Feature: Multi-Agent

Specialist agents.

Multi-agent capability

Multi-agent orchestration lets specialist agents coordinate on complex incidents instead of forcing a single generalist agent to know everything. Triage classifies the alert, specialists go deep on their domain, and the orchestrator tracks shared state and surfaces conflicts to the human on-call.

Specialist agents per incident class. Different incident shapes (database, Kubernetes, cloud, application) need different domain knowledge; one specialist per class deepens coverage.
Triage, remediate, orchestrate. Triage classifies and routes; specialists handle their domain; orchestrator coordinates the flow and shared state.
Faster MTTR on cross-system incidents. Single-agent approaches struggle when an incident spans database, Kubernetes, and the application all at once; multi-agent splits the load.
Documented rollout shape. Beta access plus a designed adoption path; the surface is being shaped with early users rather than launched at full feature breadth.

Specialists in design

Four specialists cover the canonical incident classes. Each one is trained on the runbooks and patterns that match its domain rather than trying to cover every signal.

Database specialist. Connection-pool exhaustion, slow queries, replication lag, lock contention; trained on database-specific runbooks rather than generic logs.
Kubernetes specialist. Pod crash loops, node pressure, network policy denials, autoscaler decisions; cluster-aware patterns the agent can interpret without external context.
Cloud infrastructure specialist. IAM, networking, storage, cost anomalies; cloud-vendor-aware patterns trained on the failure modes of the major clouds.
Application specialist. Service errors, dependency issues, deployment-induced regressions; application-aware patterns that read traces and exception logs.

Orchestration

The orchestrator is the conductor across specialists. Triage routes; a shared scratchpad keeps state; conflicts between specialists surface to the human on-call rather than getting silently resolved.
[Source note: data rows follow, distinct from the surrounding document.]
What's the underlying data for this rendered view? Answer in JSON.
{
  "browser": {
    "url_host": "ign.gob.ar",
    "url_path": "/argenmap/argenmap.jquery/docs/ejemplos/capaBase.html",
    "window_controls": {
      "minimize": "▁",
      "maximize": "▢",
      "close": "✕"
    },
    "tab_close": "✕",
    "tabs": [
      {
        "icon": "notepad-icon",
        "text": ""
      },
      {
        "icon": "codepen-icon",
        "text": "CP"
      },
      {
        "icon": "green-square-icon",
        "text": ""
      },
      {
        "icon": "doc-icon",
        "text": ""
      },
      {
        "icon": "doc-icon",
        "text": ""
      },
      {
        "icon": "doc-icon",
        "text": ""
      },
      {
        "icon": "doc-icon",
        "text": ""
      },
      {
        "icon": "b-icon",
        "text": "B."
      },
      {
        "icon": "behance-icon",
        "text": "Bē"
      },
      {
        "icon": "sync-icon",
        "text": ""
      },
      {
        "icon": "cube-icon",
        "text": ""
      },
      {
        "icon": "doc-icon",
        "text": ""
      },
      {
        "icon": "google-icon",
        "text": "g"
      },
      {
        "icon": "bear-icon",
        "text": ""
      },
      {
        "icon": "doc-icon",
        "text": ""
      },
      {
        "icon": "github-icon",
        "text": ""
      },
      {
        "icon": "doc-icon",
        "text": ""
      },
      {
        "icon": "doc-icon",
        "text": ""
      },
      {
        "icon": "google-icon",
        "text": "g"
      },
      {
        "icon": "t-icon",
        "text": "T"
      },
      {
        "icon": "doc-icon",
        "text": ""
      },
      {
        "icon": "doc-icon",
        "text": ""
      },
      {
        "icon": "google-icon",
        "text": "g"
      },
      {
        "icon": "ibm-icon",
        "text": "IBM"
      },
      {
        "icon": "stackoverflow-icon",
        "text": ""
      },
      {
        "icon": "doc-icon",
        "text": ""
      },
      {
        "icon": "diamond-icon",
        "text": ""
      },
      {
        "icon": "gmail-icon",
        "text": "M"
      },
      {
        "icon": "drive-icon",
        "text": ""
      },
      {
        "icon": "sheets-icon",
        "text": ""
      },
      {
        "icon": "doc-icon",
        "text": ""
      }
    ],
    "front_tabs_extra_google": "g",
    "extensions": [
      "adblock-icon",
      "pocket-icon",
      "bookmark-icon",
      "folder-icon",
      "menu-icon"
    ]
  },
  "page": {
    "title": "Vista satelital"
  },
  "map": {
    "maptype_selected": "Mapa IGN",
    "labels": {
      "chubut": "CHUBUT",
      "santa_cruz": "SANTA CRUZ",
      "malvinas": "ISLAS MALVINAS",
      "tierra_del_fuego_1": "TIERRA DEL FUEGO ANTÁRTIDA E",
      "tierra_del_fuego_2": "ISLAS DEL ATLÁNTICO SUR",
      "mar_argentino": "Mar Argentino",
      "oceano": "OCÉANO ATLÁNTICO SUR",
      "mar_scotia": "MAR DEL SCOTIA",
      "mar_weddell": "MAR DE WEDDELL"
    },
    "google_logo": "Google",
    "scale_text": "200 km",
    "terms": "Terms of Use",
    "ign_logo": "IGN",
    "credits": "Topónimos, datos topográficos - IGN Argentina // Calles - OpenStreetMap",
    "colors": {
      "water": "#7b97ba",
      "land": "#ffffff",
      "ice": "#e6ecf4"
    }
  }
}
Triage routes the alert. Classify-and-route flow per alert; multiple specialists may engage on cross-cutting incidents.
Shared scratchpad. Cross-specialist state means specialists read each other's findings and avoid redundant investigation paths.
Conflict surfaces to the human. When two specialists disagree, both hypotheses surface to the on-call IC; the orchestrator does not silently pick a winner.
Audit log per orchestration. Captured agent-decision history per incident supports postmortem reconstruction and trust-building over time.

Integration with existing workflows

Multi-agent fits into the on-call surface that already exists. Slack, paging, and postmortem all stay in their normal places; the agents work alongside the human flow rather than replacing it.

Slack-native interaction. Human can interject at any point; on-call can redirect or stop the agents from the same channel where the incident is being managed.
Paging integration. Agent acknowledgement is recorded the same way human acknowledgement is; MTTA reporting stays meaningful.
Postmortem integration. Agent actions and findings auto-populate the timeline; the postmortem owner reviews rather than reconstructing.
Documented behaviour per integration. Named SLAs and limits per integration so on-call has no surprises mid-incident.

Availability and rollout

Multi-agent is in staged release with early users. The roadmap shape is designed to harden each specialist with real incident data before broadening access; documentation rides alongside the rollout.

Early-access programme. Per-team enable for selected workloads; early users help shape the rollout before broader release.
Tiering plan. Pricing structure designed so multi-agent fits both standard and higher tiers; details firm up as the roadmap progresses.
Documentation alongside rollout. Setup guide, expected behaviour, and limits documented so adoption does not require a sales call.
Named owner per early-access team. Responsible champion on the customer side ensures the rollout produces useful feedback rather than silent drift.